Anyway, seems to be that deleting setting and setting back up again helps, so I've done that, and early indication of the last 4 hours seems to be good, going down about 0.5-1% per hour..... going to run down battery and charge a couple of times. Ill report back in a few days.
 
because a relatively short amount of BT usage should not deplete my usage that much, thats not what I paid for.

Anyway, seems to be that deleting setting and setting back up again helps, so I've done that, and early indication of the last 4 hours seems to be good, going down about 0.5-1% per hour..... going to run down battery and charge a couple of times. Ill report back in a few days.

whats your LTE signal at?

watching netflix on my LTE 2-3 bars of service i get 4.5 hours.
switching to 3g i get 6.5 hours continuous playback..
 
I thought I was normal/bad... but found out it was a bum phone. 2.5 hours of "light" usage and it was 0%... with location services turned off. I went back to the Apple store tonight and they set me up for a swap tomorrow morning (I had to run at the time).
 
I think the battery life perception is aggravated by the lack of good charging options for this new phone. The cables are out of stock. There are no lightning-based car chargers. It just makes for a lot more attention being paid to what the battery can do, when the 4S was also a bit of a slouch in this department.
 
If you havin' charge issues I feel bad for you son; I got 99 problems but my batt ain't one, hit meh.

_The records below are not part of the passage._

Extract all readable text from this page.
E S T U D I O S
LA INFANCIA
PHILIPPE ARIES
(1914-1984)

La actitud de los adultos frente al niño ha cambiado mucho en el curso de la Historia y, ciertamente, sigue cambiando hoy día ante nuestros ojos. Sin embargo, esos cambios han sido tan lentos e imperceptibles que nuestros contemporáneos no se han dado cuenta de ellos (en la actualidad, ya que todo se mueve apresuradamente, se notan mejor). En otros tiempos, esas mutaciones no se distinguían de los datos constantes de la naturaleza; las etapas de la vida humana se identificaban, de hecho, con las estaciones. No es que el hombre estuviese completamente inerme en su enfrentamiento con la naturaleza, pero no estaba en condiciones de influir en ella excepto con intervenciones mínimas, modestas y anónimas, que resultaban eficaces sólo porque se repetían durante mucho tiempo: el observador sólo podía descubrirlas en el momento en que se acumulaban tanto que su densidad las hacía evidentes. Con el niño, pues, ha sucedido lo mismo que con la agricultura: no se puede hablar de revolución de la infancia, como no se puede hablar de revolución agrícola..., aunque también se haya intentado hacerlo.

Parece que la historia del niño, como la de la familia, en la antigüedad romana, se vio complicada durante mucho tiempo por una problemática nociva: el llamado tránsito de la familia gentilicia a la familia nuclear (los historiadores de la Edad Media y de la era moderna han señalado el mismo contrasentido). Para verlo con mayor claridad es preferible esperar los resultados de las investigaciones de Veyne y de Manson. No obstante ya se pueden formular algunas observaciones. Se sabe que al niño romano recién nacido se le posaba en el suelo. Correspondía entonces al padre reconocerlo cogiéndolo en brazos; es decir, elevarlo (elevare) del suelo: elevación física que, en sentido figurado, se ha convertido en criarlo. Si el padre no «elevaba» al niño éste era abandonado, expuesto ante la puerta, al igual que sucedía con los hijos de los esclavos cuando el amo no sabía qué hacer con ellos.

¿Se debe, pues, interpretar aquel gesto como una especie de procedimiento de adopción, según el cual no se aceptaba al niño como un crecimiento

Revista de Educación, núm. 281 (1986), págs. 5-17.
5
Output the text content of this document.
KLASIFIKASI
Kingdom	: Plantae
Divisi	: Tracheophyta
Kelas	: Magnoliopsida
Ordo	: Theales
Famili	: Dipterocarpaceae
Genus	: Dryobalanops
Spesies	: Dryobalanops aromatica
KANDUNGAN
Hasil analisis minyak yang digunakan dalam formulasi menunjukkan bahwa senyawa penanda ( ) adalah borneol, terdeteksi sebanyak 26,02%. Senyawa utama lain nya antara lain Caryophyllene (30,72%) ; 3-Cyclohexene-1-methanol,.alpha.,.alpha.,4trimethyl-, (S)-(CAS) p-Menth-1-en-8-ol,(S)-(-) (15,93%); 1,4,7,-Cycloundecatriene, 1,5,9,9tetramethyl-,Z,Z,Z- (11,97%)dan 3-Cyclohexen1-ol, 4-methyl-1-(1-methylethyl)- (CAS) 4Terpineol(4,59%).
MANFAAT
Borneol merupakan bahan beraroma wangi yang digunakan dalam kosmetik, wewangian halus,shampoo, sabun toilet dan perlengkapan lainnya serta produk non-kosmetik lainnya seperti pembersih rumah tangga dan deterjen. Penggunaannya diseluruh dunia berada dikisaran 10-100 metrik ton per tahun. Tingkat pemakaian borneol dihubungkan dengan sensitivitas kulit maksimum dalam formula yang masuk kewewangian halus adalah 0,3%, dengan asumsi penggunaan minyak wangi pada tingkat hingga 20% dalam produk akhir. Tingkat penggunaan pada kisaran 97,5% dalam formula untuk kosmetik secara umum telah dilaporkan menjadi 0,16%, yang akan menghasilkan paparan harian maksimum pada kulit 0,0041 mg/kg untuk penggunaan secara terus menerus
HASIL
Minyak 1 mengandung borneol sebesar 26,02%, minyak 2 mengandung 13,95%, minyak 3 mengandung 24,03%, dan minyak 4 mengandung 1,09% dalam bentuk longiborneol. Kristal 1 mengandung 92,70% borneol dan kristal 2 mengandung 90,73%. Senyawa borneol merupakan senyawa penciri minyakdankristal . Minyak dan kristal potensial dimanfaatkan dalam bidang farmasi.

This is INSANE! I have no idea how you're managing that. If I pull mine straight off the charger (overnight), turn my display on, check facebook for 10 mins, type up a couple brief emails, and check my stocks -probably 20-30 mins of real-time use - my battery is down to no more than 93-95%. Not that I think battery life is particularly terrible (it's pretty much exactly what it was for my previous One X), but I'd LOVE to see what you're doing to get that kind of life.
 
Mine is pretty good. Around 7 hours of usage and over a day's worth of standby. Just normal internet, music, text/call games. It definitely gets the job done and I'm impressed.